At this point there was a bit of a media circus, and a lot of facts got distorted. In truth, no scientist had ever claimed that the meteorite definitely contained life; there were just a lot of tantalizing loose ends, and no good way of explaining them. Nature (and, it seems, the publicity machine) abhor a vacuum, so in the absence of any conclusions, many people got the idea that we had, in fact, discovered ancient Martian bacteria. But, as is often the problem with front-page news, any subsequent detractions seem to get buried somewhere on the back page.

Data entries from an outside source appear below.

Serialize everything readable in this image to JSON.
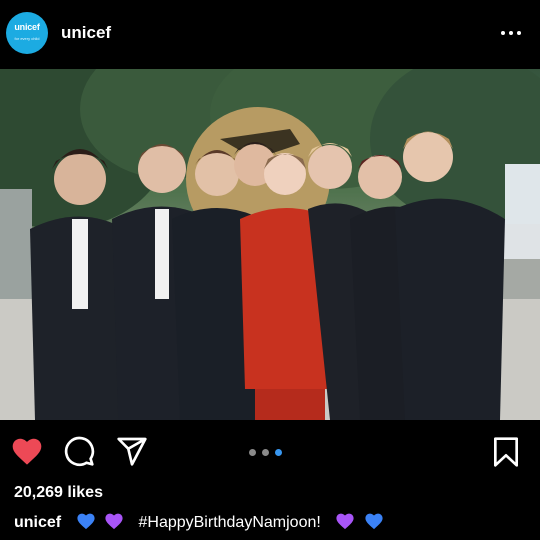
{
  "post": {
    "username": "unicef",
    "avatar": {
      "brand": "unicef",
      "tagline": "for every child",
      "color": "#1CABE2"
    },
    "more_icon": "more-horizontal-icon",
    "image_alt": "Group photo of seven young men in dark suits and a woman in a red suit making finger hearts outdoors",
    "carousel": {
      "count": 3,
      "active": 3
    },
    "actions": {
      "like_icon": "heart-filled-icon",
      "comment_icon": "comment-icon",
      "share_icon": "send-icon",
      "save_icon": "bookmark-icon",
      "like_color": "#ED4956"
    },
    "likes": "20,269 likes",
    "caption": {
      "user": "unicef",
      "text": "#HappyBirthdayNamjoon!",
      "emoji_before": [
        "blue-heart",
        "purple-heart"
      ],
      "emoji_after": [
        "purple-heart",
        "blue-heart"
      ]
    }
  },
  "colors": {
    "background": "#000000",
    "text": "#FFFFFF",
    "blue_heart": "#3B82F6",
    "purple_heart": "#A855F7"
  }
}
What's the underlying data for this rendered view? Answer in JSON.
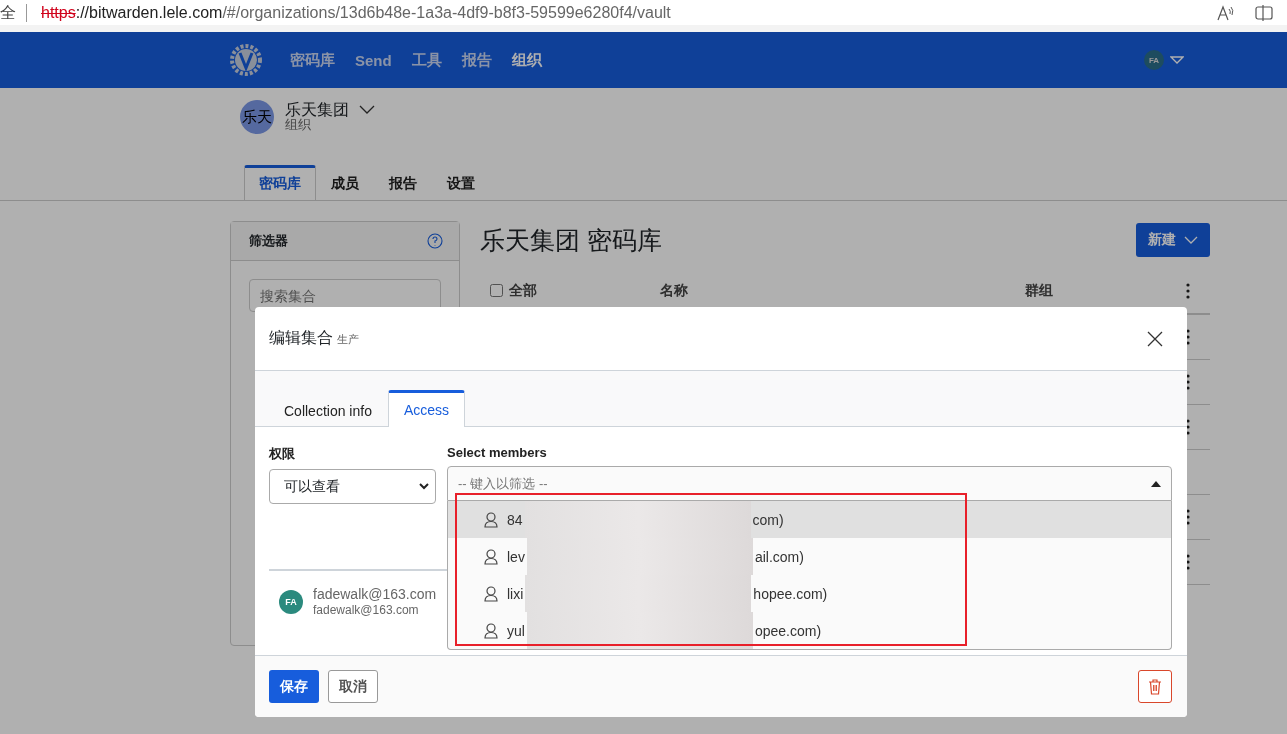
{
  "browser": {
    "security_label": "全",
    "url": {
      "scheme": "https",
      "host": "://bitwarden.lele.com",
      "path": "/#/organizations/13d6b48e-1a3a-4df9-b8f3-59599e6280f4/vault"
    }
  },
  "nav": {
    "items": [
      {
        "label": "密码库",
        "selected": false
      },
      {
        "label": "Send",
        "selected": false
      },
      {
        "label": "工具",
        "selected": false
      },
      {
        "label": "报告",
        "selected": false
      },
      {
        "label": "组织",
        "selected": true
      }
    ],
    "avatar": "FA"
  },
  "org": {
    "initials": "乐天",
    "name": "乐天集团",
    "type": "组织"
  },
  "tabs": [
    {
      "label": "密码库",
      "selected": true
    },
    {
      "label": "成员",
      "selected": false
    },
    {
      "label": "报告",
      "selected": false
    },
    {
      "label": "设置",
      "selected": false
    }
  ],
  "filter": {
    "title": "筛选器",
    "search_placeholder": "搜索集合"
  },
  "vault": {
    "title": "乐天集团 密码库",
    "new_button": "新建",
    "columns": [
      "全部",
      "名称",
      "群组"
    ],
    "all_checked": false,
    "rows": [
      {
        "menu": true
      },
      {
        "menu": true
      },
      {
        "menu": true
      },
      {
        "menu": false
      },
      {
        "menu": true
      },
      {
        "menu": true
      }
    ]
  },
  "dialog": {
    "title": "编辑集合",
    "subtitle": "生产",
    "tabs": [
      {
        "label": "Collection info",
        "selected": false
      },
      {
        "label": "Access",
        "selected": true
      }
    ],
    "permission": {
      "label": "权限",
      "value": "可以查看"
    },
    "members": {
      "label": "Select members",
      "placeholder": "-- 键入以筛选 --",
      "expanded": true,
      "highlighted": true,
      "options": [
        {
          "start": "84",
          "end": "com)",
          "selected": true
        },
        {
          "start": "lev",
          "end": "ail.com)",
          "selected": false
        },
        {
          "start": "lixi",
          "end": "hopee.com)",
          "selected": false
        },
        {
          "start": "yul",
          "end": "opee.com)",
          "selected": false
        }
      ]
    },
    "assigned": [
      {
        "initials": "FA",
        "name": "fadewalk@163.com",
        "email": "fadewalk@163.com",
        "color": "#2b8a7e"
      }
    ],
    "save": "保存",
    "cancel": "取消"
  }
}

In the last few months, scientists have done a bit of back-pedaling. What happened, in the best of scientific tradition, is that people went back to their labs and got to work. Was it possible, they wondered, to re-create everything in the mysterious meteorite by natural geologic processes? The wormy shapes were the first to go. There are plenty of ways to create similar shapes from minerals embedded in the meteorite, no life needed. And as stated before, PAH's, although highly-complex organic molecules, exist in abundance in space. There is still some arguing back and forth as to exactly what flavors of PAH's are commonly found in meteorites as opposed to those in ALH 84001, but that particular debate has reached no closure.

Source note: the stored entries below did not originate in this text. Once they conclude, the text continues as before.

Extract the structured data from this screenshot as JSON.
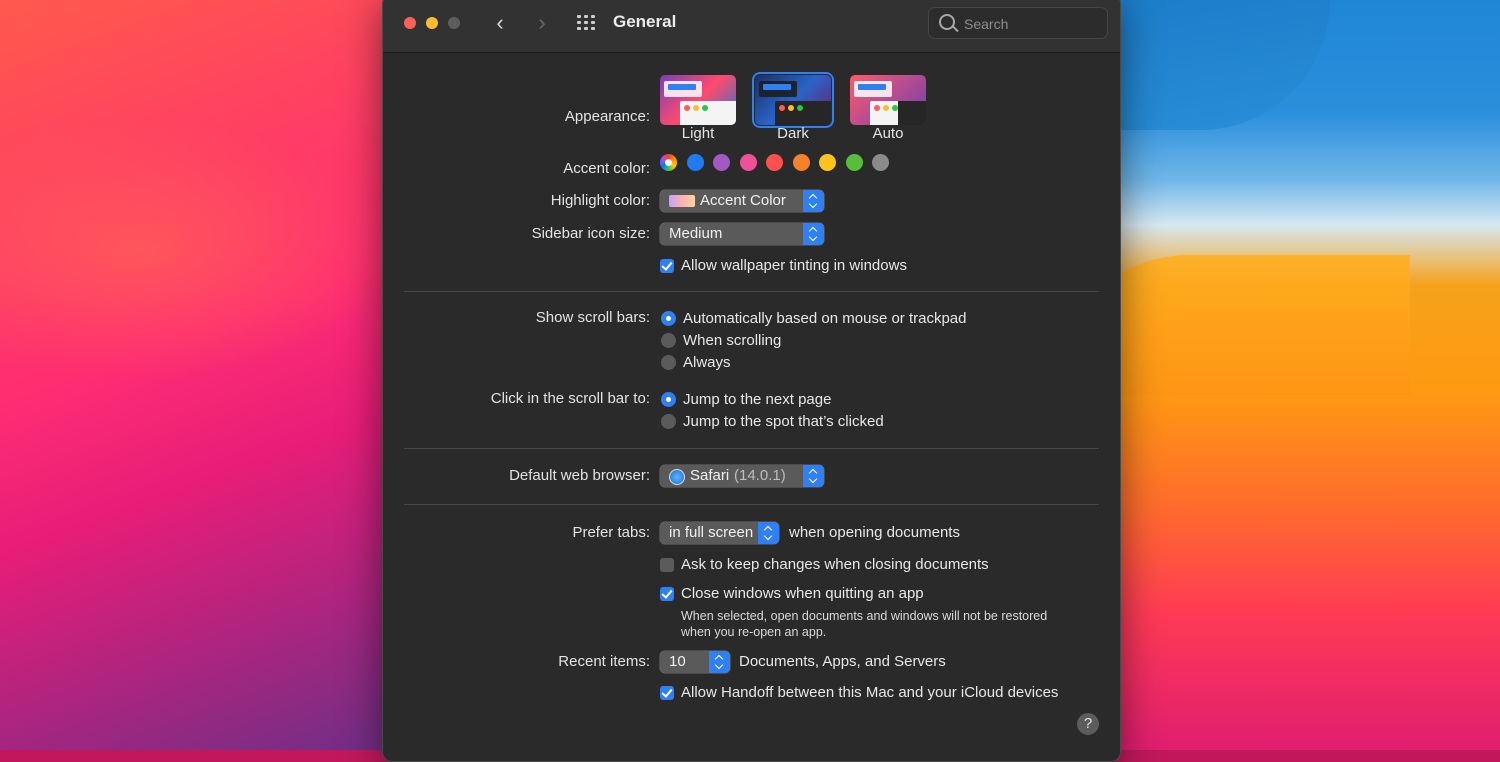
{
  "window": {
    "title": "General",
    "search_placeholder": "Search"
  },
  "appearance": {
    "label": "Appearance:",
    "options": [
      {
        "name": "Light",
        "selected": false
      },
      {
        "name": "Dark",
        "selected": true
      },
      {
        "name": "Auto",
        "selected": false
      }
    ]
  },
  "accent": {
    "label": "Accent color:",
    "colors": [
      "multicolor",
      "#1f7cf0",
      "#a259c4",
      "#f0509a",
      "#ff4f4f",
      "#f5822a",
      "#fcc31e",
      "#56bf3a",
      "#8b8b8c"
    ],
    "selected_index": 0
  },
  "highlight": {
    "label": "Highlight color:",
    "value": "Accent Color"
  },
  "sidebar_icon": {
    "label": "Sidebar icon size:",
    "value": "Medium"
  },
  "wallpaper_tinting": {
    "label": "Allow wallpaper tinting in windows",
    "checked": true
  },
  "scroll_bars": {
    "label": "Show scroll bars:",
    "options": [
      "Automatically based on mouse or trackpad",
      "When scrolling",
      "Always"
    ],
    "selected_index": 0
  },
  "click_scroll": {
    "label": "Click in the scroll bar to:",
    "options": [
      "Jump to the next page",
      "Jump to the spot that’s clicked"
    ],
    "selected_index": 0
  },
  "browser": {
    "label": "Default web browser:",
    "name": "Safari",
    "version": "(14.0.1)"
  },
  "tabs": {
    "label": "Prefer tabs:",
    "value": "in full screen",
    "suffix": "when opening documents"
  },
  "ask_keep": {
    "label": "Ask to keep changes when closing documents",
    "checked": false
  },
  "close_windows": {
    "label": "Close windows when quitting an app",
    "checked": true,
    "note_line1": "When selected, open documents and windows will not be restored",
    "note_line2": "when you re-open an app."
  },
  "recent": {
    "label": "Recent items:",
    "value": "10",
    "suffix": "Documents, Apps, and Servers"
  },
  "handoff": {
    "label": "Allow Handoff between this Mac and your iCloud devices",
    "checked": true
  },
  "help": "?"
}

In March of 2002, a team of scientists announced a discovery that may turn out to be the last nail in the coffin for the Martian Meteorite. The team had, in their laboratory, created very similar magnetite crystals to the ones in ALH 84001, using nothing but repeated heating and shocking. From what little we know of the meteorite's history, it seems to have undergone plenty of both. Other scientists countered that the artificially created magnetite didn't have the exact same structure as bacteria-produced crystals, which may prove to be true. The crystals are so tiny that much of the discussion has centered on inventing better ways to probe the chemical structure of the crystals.
In the end, no one has proved beyond a shadow of a doubt that the shapes and chemicals in ALH 84001 are due to the presence of fossilized bacteria. But no one has disproved it either, and the whole debate brings up a fundamental issue that NASA will have to face as it begins to search for life outside the Earth: how do you recognize ancient life when you see it?
Billions of years ago, when ALH 84001 was forming inside some long-extinct Martian volcano, life in our Solar System had just barely taken hold. We're not just talking about Mars, either. Even on Earth, only the very first bacteria were emerging. So much of the chemistry of primitive life is indistinguishable from natural changes in rocks and minerals. That's no coincidence; that's what early life had to work with. What was the subtle change in chemistry, somewhere deep inside a rock or miles underneath the oceans, that allowed life to begin? We just don't know. So, it seems that before we can pass judgment on life elsewhere, we may need to get to know ourselves, and our origins, a whole lot better.